Dat tot slot een wijziging van de (gezins)situatie heeft plaatsgevonden, hieruit bestaande dat de moeder is gaan twijfelen over de toekomst van het huwelijk van partijen, is naar het oordeel van het hof niet redengevend voor de beantwoording van de vraag of de gewone verblijfplaats van de minderjarige per november 2013 is gewijzigd naar Nederland.
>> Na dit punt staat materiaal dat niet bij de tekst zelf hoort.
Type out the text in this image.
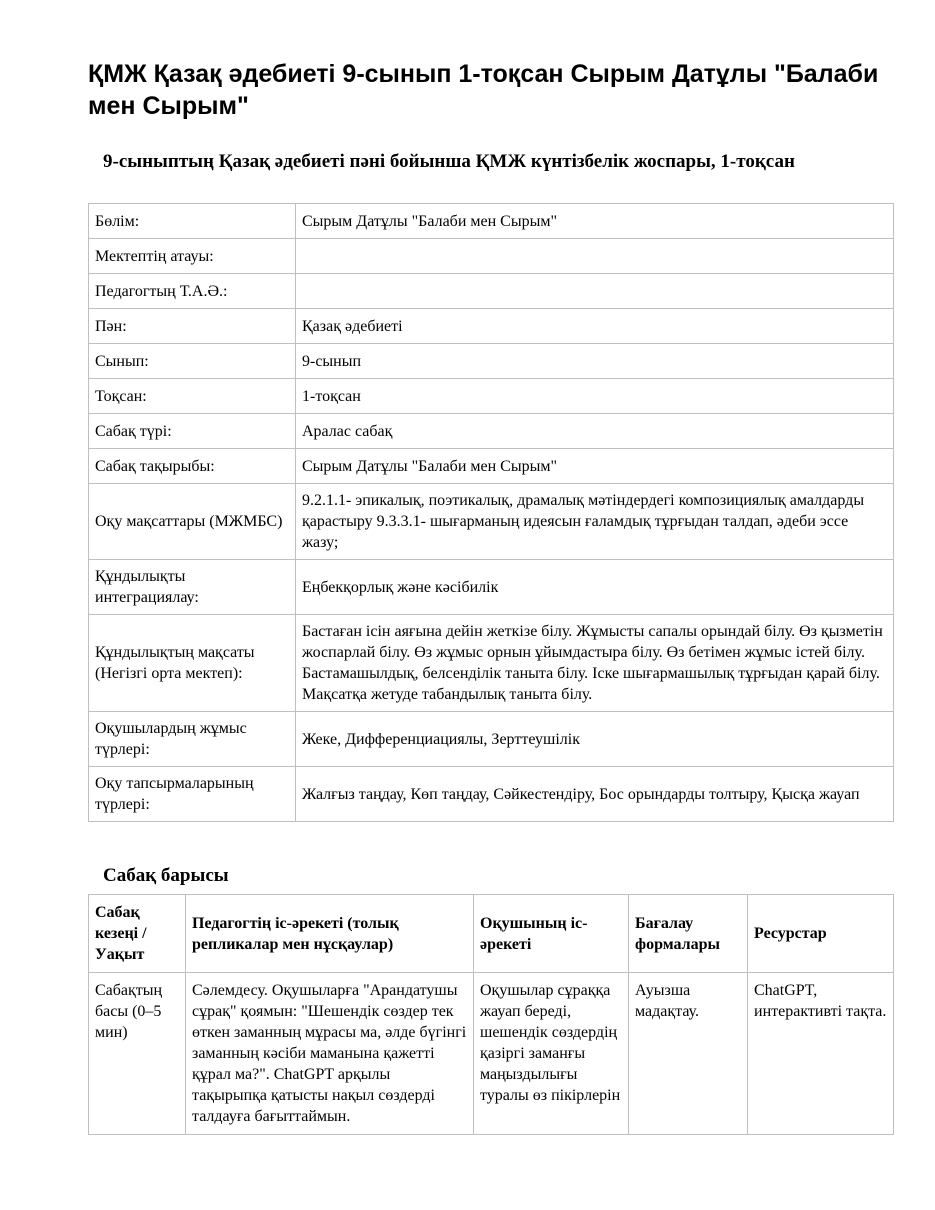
ҚМЖ Қазақ әдебиеті 9-сынып 1-тоқсан Сырым Датұлы "Балаби мен Сырым"
9-сыныптың Қазақ әдебиеті пәні бойынша ҚМЖ күнтізбелік жоспары, 1-тоқсан
Бөлім:	Сырым Датұлы "Балаби мен Сырым"
Мектептің атауы:	
Педагогтың Т.А.Ә.:	
Пән:	Қазақ әдебиеті
Сынып:	9-сынып
Тоқсан:	1-тоқсан
Сабақ түрі:	Аралас сабақ
Сабақ тақырыбы:	Сырым Датұлы "Балаби мен Сырым"
Оқу мақсаттары (МЖМБС)	9.2.1.1- эпикалық, поэтикалық, драмалық мәтіндердегі композициялық амалдарды қарастыру 9.3.3.1- шығарманың идеясын ғаламдық тұрғыдан талдап, әдеби эссе жазу;
Құндылықты интеграциялау:	Еңбекқорлық және кәсібилік
Құндылықтың мақсаты (Негізгі орта мектеп):	Бастаған ісін аяғына дейін жеткізе білу. Жұмысты сапалы орындай білу. Өз қызметін жоспарлай білу. Өз жұмыс орнын ұйымдастыра білу. Өз бетімен жұмыс істей білу. Бастамашылдық, белсенділік таныта білу. Іске шығармашылық тұрғыдан қарай білу. Мақсатқа жетуде табандылық таныта білу.
Оқушылардың жұмыс түрлері:	Жеке, Дифференциациялы, Зерттеушілік
Оқу тапсырмаларының түрлері:	Жалғыз таңдау, Көп таңдау, Сәйкестендіру, Бос орындарды толтыру, Қысқа жауап
Сабақ барысы
Сабақ кезеңі / Уақыт	Педагогтің іс-әрекеті (толық репликалар мен нұсқаулар)	Оқушының іс-әрекеті	Бағалау формалары	Ресурстар
Сабақтың басы (0–5 мин)	Сәлемдесу. Оқушыларға "Арандатушы сұрақ" қоямын: "Шешендік сөздер тек өткен заманның мұрасы ма, әлде бүгінгі заманның кәсіби маманына қажетті құрал ма?". ChatGPT арқылы тақырыпқа қатысты нақыл сөздерді талдауға бағыттаймын.	Оқушылар сұраққа жауап береді, шешендік сөздердің қазіргі заманғы маңыздылығы туралы өз пікірлерін	Ауызша мадақтау.	ChatGPT, интерактивті тақта.
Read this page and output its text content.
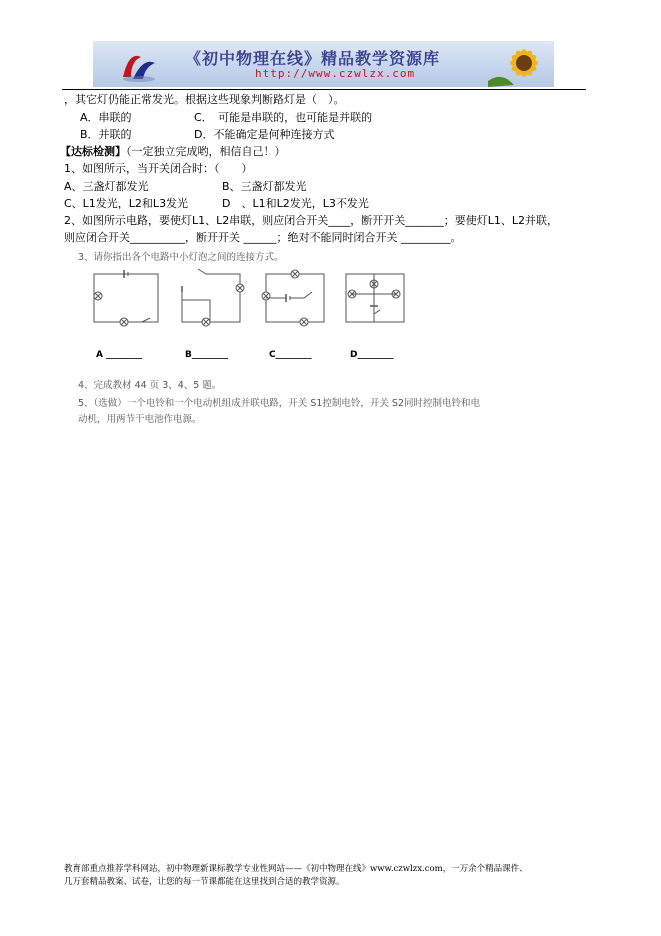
《初中物理在线》精品教学资源库
http://www.czwlzx.com
，其它灯仍能正常发光。根据这些现象判断路灯是（　）。
A．串联的	C．　可能是串联的，也可能是并联的
B．并联的	D．不能确定是何种连接方式
【达标检测】（一定独立完成哟，相信自己！）
1、如图所示，当开关闭合时：（　　）
A、三盏灯都发光	B、三盏灯都发光
C、L1发光，L2和L3发光	D　、L1和L2发光，L3不发光
2、如图所示电路，要使灯L1、L2串联，则应闭合开关____，断开开关_______；要使灯L1、L2并联，
则应闭合开关__________，断开开关 ______；绝对不能同时闭合开关 _________。
3、请你指出各个电路中小灯泡之间的连接方式。
A ________	B________	C________	D________
4、完成教材 44 页 3、4、5 题。
5、（选做）一个电铃和一个电动机组成并联电路，开关 S1控制电铃，开关 S2同时控制电铃和电
动机，用两节干电池作电源。
教育部重点推荐学科网站，初中物理新课标教学专业性网站——《初中物理在线》www.czwlzx.com，一万余个精品课件、
几万套精品教案、试卷，让您的每一节课都能在这里找到合适的教学资源。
Immers, op het moment dat de moeder de vader meedeelde dat zij van hem wilde scheiden, eind 2013, waren de vader en de minderjarige al ingeschreven in de registers van de burgerlijke stand, waren zij al in het bezit van een verblijfsvergunning en verbleven zij sinds november 2013 onafgebroken in de door de moeder gehuurde woning in [woonplaats].
16.
Het vorenstaande in onderlinge samenhang bezien, is het verzoek van de vader tot teruggeleiding van de minderjarige naar het oordeel van het hof terecht afgewezen en het hof zal de bestreden beschikking dan ook bekrachtigen.

Proceskosten

17.
Gelet op het hiervoor overwogene zal het hof ook het verzoek van de vader, de moeder te veroordelen tot betaling van een bedrag voor de door de vader in verband met de (gestelde) ontvoering en teruggeleiding gemaakte kosten, afwijzen.
18.
Het hof ziet daarnaast geen reden - zoals door de moeder is verzocht - om de vader te veroordelen in de kosten van onderhavige procedure en zal de proceskosten van de onderhavige procedure, gelet op de familierechtelijke aard, compenseren.
19.
Dit leidt tot de volgende beslissing.
BESLISSING OP HET HOGER BEROEP
Het hof:
bekrachtigt de bestreden beschikking;
compenseert de kosten van de procedure in hoger beroep tussen de partijen in die zin, dat iedere partij de eigen kosten draagt;
wijst het in hoger beroep meer of anders verzochte af.
Deze beschikking is gegeven door mrs. Mink, Labohm en Kok, bijgestaan door mr. Wittich-de Ridder als griffier, en uitgesproken ter openbare terechtzitting van 23 juli 2014.